One of the most criticised aspects of our health insurance system has been the lack of competition in many regions. As we pointed out a few weeks ago, in many states there simply isn’t any competition at all. There’s just one big insurer who can exercise all sorts of monopoly power.
Indeed, this lack of competition has become a talking point for the supporters of the Obama administration’s reform proposals. They point out that GOP fears that a “public option” would destroy the benefits of a competitive market are misguided since in much of the country there isn’t really a competitive market anyway.
But is the lack of competition a “market failure?” Not really. It’s the result of state regulatory restrictions and mandates that makes many insurers choose to avoid certain jurisdictions and makes it unduly costly to operate in across several states.
One way of looking at this is to say that the state legislatures, regulators and courts that impose these regulations are choosing the costs of monopoly over the benefits of competition in order to get the kind of health care plans they want. That is, they want mandatory benefits for mental health care or severe legal costs for denying benefits even if this means that consumers pay higher costs for health care. Some states take this to such an extreme that they find they’re no competition at all to provide insurance for their citizens.

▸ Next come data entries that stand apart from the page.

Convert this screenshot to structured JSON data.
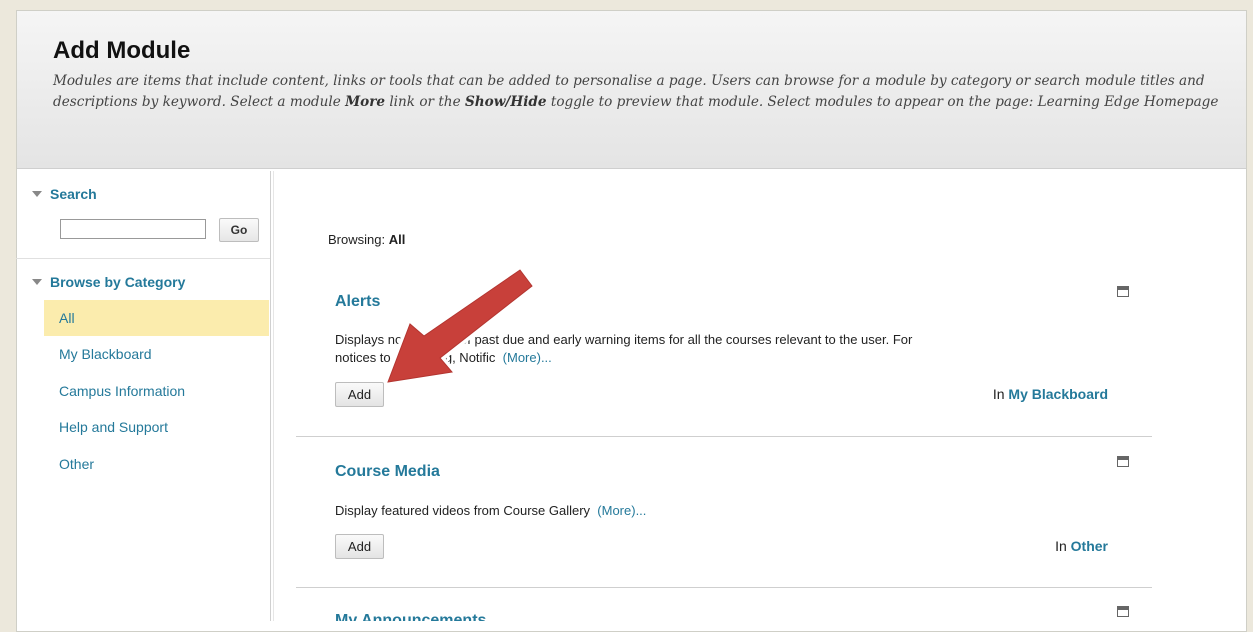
{
  "header": {
    "title": "Add Module",
    "instructions_1": "Modules are items that include content, links or tools that can be added to personalise a page. Users can browse for a module by category or search module titles and descriptions by keyword. Select a module ",
    "bold_more": "More",
    "instructions_2": " link or the ",
    "bold_showhide": "Show/Hide",
    "instructions_3": " toggle to preview that module. Select modules to appear on the page: Learning Edge Homepage"
  },
  "sidebar": {
    "search_label": "Search",
    "search_value": "",
    "go_label": "Go",
    "browse_label": "Browse by Category",
    "categories": [
      "All",
      "My Blackboard",
      "Campus Information",
      "Help and Support",
      "Other"
    ],
    "selected_category": "All"
  },
  "main": {
    "browsing_prefix": "Browsing: ",
    "browsing_value": "All",
    "modules": [
      {
        "title": "Alerts",
        "desc_line1": "Displays notifications of past due and early warning items for all the courses relevant to the user. For",
        "desc_line2": "notices to appearing, Notific",
        "more": "(More)...",
        "add_label": "Add",
        "in_prefix": "In ",
        "category": "My Blackboard"
      },
      {
        "title": "Course Media",
        "desc_line1": "Display featured videos from Course Gallery",
        "more": "(More)...",
        "add_label": "Add",
        "in_prefix": "In ",
        "category": "Other"
      },
      {
        "title": "My Announcements"
      }
    ]
  },
  "colors": {
    "link": "#24799a",
    "selected_bg": "#fbecad",
    "arrow": "#c8403a"
  }
}
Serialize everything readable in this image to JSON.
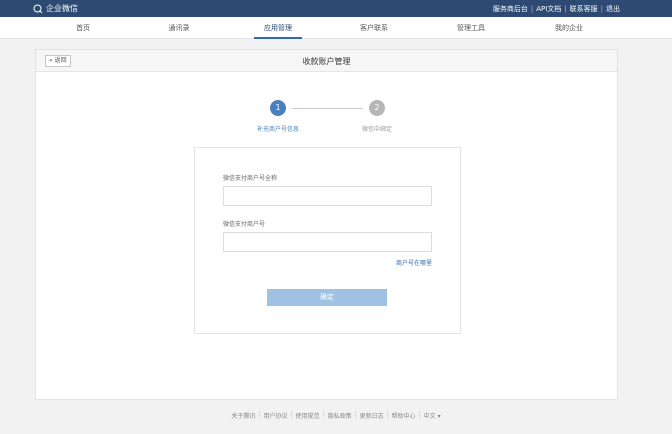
{
  "app": {
    "name": "企业微信",
    "top_links": [
      "服务商后台",
      "API文档",
      "联系客服",
      "退出"
    ]
  },
  "nav": {
    "items": [
      "首页",
      "通讯录",
      "应用管理",
      "客户联系",
      "管理工具",
      "我的企业"
    ],
    "active": "应用管理"
  },
  "page": {
    "back_label": "« 返回",
    "title": "收款账户管理"
  },
  "steps": [
    {
      "number": "1",
      "label": "补充商户号信息",
      "state": "active"
    },
    {
      "number": "2",
      "label": "微信中绑定",
      "state": "inactive"
    }
  ],
  "form": {
    "name_label": "微信支付商户号全称",
    "name_value": "",
    "id_label": "微信支付商户号",
    "id_value": "",
    "help_link": "商户号在哪里",
    "submit_label": "确定"
  },
  "footer": {
    "links": [
      "关于腾讯",
      "用户协议",
      "使用规范",
      "隐私政策",
      "更新日志",
      "帮助中心",
      "中文 ▾"
    ]
  },
  "colors": {
    "brand": "#2d4a73",
    "accent": "#4a7fc0",
    "button_disabled": "#9fc1e3"
  }
}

But this ignores the role of special interests in the health insurance debate–in particular, health insurers. You see, it’s not really the broad citizenry choosing to have monopoly creating costs of regulatory compliance. It’s three sets of special interests: the people with rare conditions they demand will be covered, the professional who want to provide services to those people and the insurance company that wants regulations designed to prevent other companies from competing with them. The last–the insurance company–has the most powerful incentive for upping the regulatory costs and is usually the most powerful special interest in this mix.
This means that the lack of competition is a bigger problem than it would seem. If it were just a product of the choices of the people living in a state, we’d be better off letting them live with the consequences of those choices. People who didn’t like the outcome could flee to more libertarian states. But since it special interest capture of the regulations driving the lack of competition, we might want to investigate possible policy responses.
The problems with the current regulatory structure have prompted calls for state regulation of insurance to be replaced by federal regulation. That’s a plausible response but there’s no reason to suppose that we wouldn’t end up in a similiar situation: big insurers using regulations to dampen competition. In fact, this is part of what some insurers are lobbying for right now.
Fortunately, we have an alternative that allow us to utilise the benefits of our federal system. Law professor Larry Ribstein argues in a recent article that the way to solve the problem is to allow an insurance company licensed in any state to operate in any other state.
“The goal is to balance states’ power to regulate against the significant benefits of creating state competition and a national market,” Ribstein writes.
Applying this to the context of health insurance–Ribstein’s argument is about the broader insurance market–it would be necessary to have federal rules limiting state mandates to ball below a maximum required insurance level. In other words, the federal government would decide what states should be able to mandate in their states. Below that level, states would be free to decide exactly how much and what types of coverage they want to mandate.
Of course, this would only effectively create competition in many states if the federal maximum was lower than the current rules that apply in monopoly insurer states. And it is hard to imagine the Obama administration telling the states that they have to stop forcing insurance companies to cover so many different types of ailments.